Politisi - Birokrasi tak Punya Konsep Entrepreneurship

Angka kemiskinan di Maluku kini bertambah. Itu artinya, masyarakat sudah sulit mendapat harapan dari pemimpin-pemimpin mereka. Kepemimpinan di masa pandemic, lanjutnya, bukan hanya untuk orang yang bisa melobi saja. Tetapi harus punya kekuatan perasaan, gagasan dan ide untuk mengkombinasi berbagai program walaupun di masa pandemic.

Menurut Amir, di samping pengendalian dan penuntasan Covid-19 berjalan, tapi masyarakat juga butuh makan. Di sini, perlu figure pemimpin di daerah baik pimpinan politik maupun birokrasi yang memiliki etos kerja yang baik, dan berpikiran entrepreneurship birokrasi itu juga kuat. Sebab, dengan kemampuan berpikir entrepreneurship dimaksud, walapun daerah diguncang Covid-19 tapi ada terobosan-terobosan untuk bertindak guna memberikan dukungan ekonomi bagi masyarakat.

Ia mencontohkan di Makassar, Sulawesi Selatan, pada masa pandemic orang dibatasi untuk ke mana-mana. Waktu aktivitas singkat. Orang-orang disekat mulai lingkungan besar hingga kecil level kelurahan dan RT.

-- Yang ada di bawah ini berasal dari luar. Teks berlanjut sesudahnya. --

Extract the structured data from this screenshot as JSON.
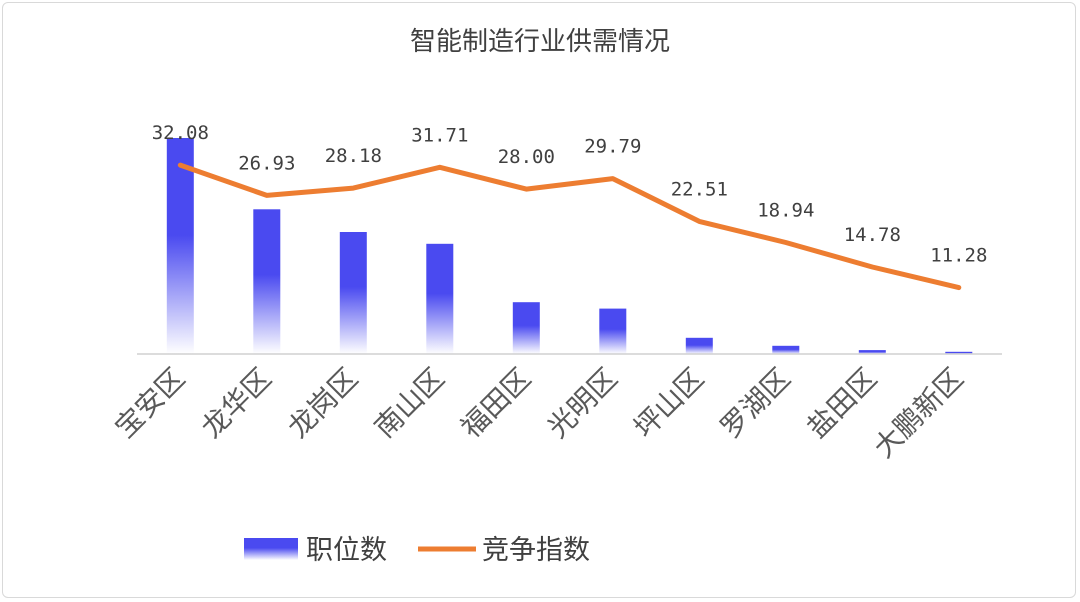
{
  "chart_data": {
    "type": "bar",
    "title": "智能制造行业供需情况",
    "categories": [
      "宝安区",
      "龙华区",
      "龙岗区",
      "南山区",
      "福田区",
      "光明区",
      "坪山区",
      "罗湖区",
      "盐田区",
      "大鹏新区"
    ],
    "series": [
      {
        "name": "职位数",
        "type": "bar",
        "axis": "left",
        "color": "#4a4af0",
        "values": [
          1000,
          670,
          565,
          510,
          240,
          210,
          75,
          38,
          18,
          10
        ]
      },
      {
        "name": "竞争指数",
        "type": "line",
        "axis": "right",
        "color": "#ed7d31",
        "values": [
          32.08,
          26.93,
          28.18,
          31.71,
          28.0,
          29.79,
          22.51,
          18.94,
          14.78,
          11.28
        ],
        "labels": [
          "32.08",
          "26.93",
          "28.18",
          "31.71",
          "28.00",
          "29.79",
          "22.51",
          "18.94",
          "14.78",
          "11.28"
        ]
      }
    ],
    "ylim_left": [
      0,
      1000
    ],
    "ylim_right": [
      0,
      45
    ],
    "grid": false,
    "legend_position": "bottom"
  }
}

Kaum muda di Makassar itu memiliki jiwa usaha tinggi sekali untuk menopang ekonomi mereka. Pemda pun mengusahakan lahan-lahan usaha isolir dan tepat guna dan berhasil guna kepada mereka.

“Saya ambil contoh konteiner rusak, dipotong kemudian dibuat seperti kedai-kedai kopi seperti masa kini. ini memasang intensif usaha-usaha pemuda. Lalu Pemda mensponsori pembukaan areal dagang di lingkungan masing-masing. Ini berarti Pemda Kota Makassar, punya kemampuan entrepreneurship untuk menggiring masyarakatnya taat prokes, tapi jiwa usahanya tetap jalan dan dibangun juga oleh pemererintah,” kata Amir.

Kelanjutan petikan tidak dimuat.